Nederland vergrijst. Daardoor neemt de druk op de zorgsector toe, en dat terwijl deze sector nog een flinke achterstand te verwerken heeft. Sinds de coronavirus-pandemie zijn er veel operaties uitgesteld, en die moeten weggewerkt worden, terwijl nieuwe patiënten ook gewoon behandeld moeten worden.
De Nederlandse Zorgautoriteit (NZa) maakt zich zorgen om de huidige staat in de zorgsector. Bestuursvoorzitter Marian Kaljouw: "Als we niets doen, stevenen we af op een onoverbrugbare zorgkloof." De vraag stijgt en het aanbod neemt af. Daardoor is zorg lang niet zo vanzelfsprekend meer als het in het verleden was.
In de Stand van de zorg, een jaarlijkse publicatie van de NZa, geeft Kaljouw aan dat de solidariteit van de sector onder druk komt te staan wanneer de achterstand geen bijzondere aandacht geniet.
De krapte op de arbeidsmarkt is samen met de vergrijzing een van de grootste oorzaken van de verminderde toegang tot zorg in Nederland. Opzichzelfstaand was dit al een groot probleem, maar met de nasleep van de coronavirus-pandemie daarbij is de situatie al helemaal nijpend. COVID heeft namelijk lang voor hoog ziekteverzuim gezorgd, waardoor zorginstellingen achter de feiten aan gingen lopen.
De NZa denkt dat een alternatief beleid de oplossing is voor dit probleem en roept zorgprofessionals, aanbieders en inkopers op om samen knopen door te hakken. Ze hebben houvast nodig om te verzekeren dat de meest kwetsbare inwoners van Nederland toegang behouden tot zorg. Het personeelstekort kan weggewerkt worden door softwarerobots in te zetten.
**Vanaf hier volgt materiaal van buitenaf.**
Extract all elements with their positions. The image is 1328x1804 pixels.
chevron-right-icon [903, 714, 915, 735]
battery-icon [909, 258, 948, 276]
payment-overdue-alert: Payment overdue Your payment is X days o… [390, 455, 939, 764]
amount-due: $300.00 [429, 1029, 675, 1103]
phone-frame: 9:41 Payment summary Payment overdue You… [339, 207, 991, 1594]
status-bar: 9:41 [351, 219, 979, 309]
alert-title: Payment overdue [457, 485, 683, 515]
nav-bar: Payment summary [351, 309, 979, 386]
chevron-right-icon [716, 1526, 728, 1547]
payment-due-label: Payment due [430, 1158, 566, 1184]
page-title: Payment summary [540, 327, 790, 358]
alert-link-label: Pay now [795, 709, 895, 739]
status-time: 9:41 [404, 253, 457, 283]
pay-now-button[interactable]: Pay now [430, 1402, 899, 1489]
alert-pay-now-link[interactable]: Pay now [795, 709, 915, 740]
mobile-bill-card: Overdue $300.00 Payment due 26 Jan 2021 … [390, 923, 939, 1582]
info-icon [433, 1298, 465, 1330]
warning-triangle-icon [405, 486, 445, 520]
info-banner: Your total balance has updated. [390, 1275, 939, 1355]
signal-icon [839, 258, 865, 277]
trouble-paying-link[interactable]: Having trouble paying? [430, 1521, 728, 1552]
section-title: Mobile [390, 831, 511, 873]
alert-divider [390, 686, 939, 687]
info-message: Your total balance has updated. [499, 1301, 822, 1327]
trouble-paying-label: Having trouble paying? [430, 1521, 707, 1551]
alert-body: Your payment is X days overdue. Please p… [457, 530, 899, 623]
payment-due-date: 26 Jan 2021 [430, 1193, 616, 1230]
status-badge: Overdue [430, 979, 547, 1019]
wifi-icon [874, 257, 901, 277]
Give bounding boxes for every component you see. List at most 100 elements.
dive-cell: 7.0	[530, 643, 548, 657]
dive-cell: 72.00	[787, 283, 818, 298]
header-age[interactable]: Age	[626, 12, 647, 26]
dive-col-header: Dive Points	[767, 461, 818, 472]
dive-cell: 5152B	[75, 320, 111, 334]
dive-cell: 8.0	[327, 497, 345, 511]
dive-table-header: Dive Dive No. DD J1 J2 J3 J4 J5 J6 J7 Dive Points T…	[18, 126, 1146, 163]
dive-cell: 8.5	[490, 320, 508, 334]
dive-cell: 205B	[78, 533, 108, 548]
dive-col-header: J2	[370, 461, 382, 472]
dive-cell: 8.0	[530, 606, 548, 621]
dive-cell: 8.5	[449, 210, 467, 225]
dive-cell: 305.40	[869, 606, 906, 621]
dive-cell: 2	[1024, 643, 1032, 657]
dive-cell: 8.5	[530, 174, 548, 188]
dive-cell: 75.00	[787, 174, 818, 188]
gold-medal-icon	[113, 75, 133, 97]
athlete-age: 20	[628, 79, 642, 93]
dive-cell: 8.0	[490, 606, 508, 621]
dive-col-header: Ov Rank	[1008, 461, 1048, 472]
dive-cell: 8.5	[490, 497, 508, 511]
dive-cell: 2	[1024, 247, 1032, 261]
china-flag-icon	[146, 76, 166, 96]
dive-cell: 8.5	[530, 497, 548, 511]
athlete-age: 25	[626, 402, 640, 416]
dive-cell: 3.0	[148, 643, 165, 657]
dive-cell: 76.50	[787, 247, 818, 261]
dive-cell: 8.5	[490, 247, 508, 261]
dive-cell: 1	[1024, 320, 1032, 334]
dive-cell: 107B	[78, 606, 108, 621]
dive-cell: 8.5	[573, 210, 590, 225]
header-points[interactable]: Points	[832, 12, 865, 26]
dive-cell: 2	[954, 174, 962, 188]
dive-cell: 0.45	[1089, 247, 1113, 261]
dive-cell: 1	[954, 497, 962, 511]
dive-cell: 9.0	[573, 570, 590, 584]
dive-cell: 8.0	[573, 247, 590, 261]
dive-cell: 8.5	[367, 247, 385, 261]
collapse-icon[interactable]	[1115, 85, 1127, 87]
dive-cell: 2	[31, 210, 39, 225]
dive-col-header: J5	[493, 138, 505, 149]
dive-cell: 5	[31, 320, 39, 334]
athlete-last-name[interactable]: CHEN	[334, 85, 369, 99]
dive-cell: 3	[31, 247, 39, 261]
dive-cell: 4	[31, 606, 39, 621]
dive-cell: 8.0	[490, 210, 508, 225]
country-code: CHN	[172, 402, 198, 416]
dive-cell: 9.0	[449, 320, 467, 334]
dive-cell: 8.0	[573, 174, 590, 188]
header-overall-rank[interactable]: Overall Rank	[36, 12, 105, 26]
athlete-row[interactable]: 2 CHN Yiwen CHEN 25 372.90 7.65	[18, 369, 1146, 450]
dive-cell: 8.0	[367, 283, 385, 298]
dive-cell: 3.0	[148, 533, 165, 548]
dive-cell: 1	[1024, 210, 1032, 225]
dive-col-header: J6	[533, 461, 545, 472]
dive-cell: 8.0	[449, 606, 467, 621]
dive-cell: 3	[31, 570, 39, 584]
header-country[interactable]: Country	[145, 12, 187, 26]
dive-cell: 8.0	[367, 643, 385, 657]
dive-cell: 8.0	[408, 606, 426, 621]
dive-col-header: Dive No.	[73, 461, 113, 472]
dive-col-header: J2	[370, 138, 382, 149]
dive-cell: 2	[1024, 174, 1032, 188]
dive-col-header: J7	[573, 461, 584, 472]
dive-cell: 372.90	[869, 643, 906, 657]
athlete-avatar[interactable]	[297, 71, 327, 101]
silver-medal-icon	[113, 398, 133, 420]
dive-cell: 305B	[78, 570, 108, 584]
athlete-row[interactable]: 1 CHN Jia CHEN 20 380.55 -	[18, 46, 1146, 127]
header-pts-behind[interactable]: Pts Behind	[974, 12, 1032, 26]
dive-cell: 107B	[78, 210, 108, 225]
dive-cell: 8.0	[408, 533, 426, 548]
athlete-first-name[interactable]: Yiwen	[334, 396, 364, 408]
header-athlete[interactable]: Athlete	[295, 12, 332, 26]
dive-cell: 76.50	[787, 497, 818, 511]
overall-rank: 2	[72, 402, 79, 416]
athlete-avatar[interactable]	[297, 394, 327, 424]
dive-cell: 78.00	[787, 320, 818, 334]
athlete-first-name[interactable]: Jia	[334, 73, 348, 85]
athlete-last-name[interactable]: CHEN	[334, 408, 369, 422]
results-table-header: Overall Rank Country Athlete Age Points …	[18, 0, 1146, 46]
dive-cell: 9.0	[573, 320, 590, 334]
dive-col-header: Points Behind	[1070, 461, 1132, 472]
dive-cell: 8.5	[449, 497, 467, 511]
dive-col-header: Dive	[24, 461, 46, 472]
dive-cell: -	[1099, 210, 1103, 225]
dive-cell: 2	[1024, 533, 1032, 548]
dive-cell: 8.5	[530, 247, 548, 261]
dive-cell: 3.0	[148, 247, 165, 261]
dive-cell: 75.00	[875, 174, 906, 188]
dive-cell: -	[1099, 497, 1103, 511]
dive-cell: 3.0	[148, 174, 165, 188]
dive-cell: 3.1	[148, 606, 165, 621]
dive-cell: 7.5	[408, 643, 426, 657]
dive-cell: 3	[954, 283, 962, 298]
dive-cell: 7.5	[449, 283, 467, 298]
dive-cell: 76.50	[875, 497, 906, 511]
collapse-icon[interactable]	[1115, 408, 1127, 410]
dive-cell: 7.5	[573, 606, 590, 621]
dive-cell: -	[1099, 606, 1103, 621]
Medewerkers in de zorg houden zo meer tijd over om zich te richten op waar het in de zorg om draait: zorg verlenen. Wat hier vooral een stokje voor steekt is de instelling bij zorgpartijen. Innovaties kunnen zeer effectief zijn in het verhogen van de arbeidsproductiviteit, maar dan moeten zorginstellingen daar wel voor open staan.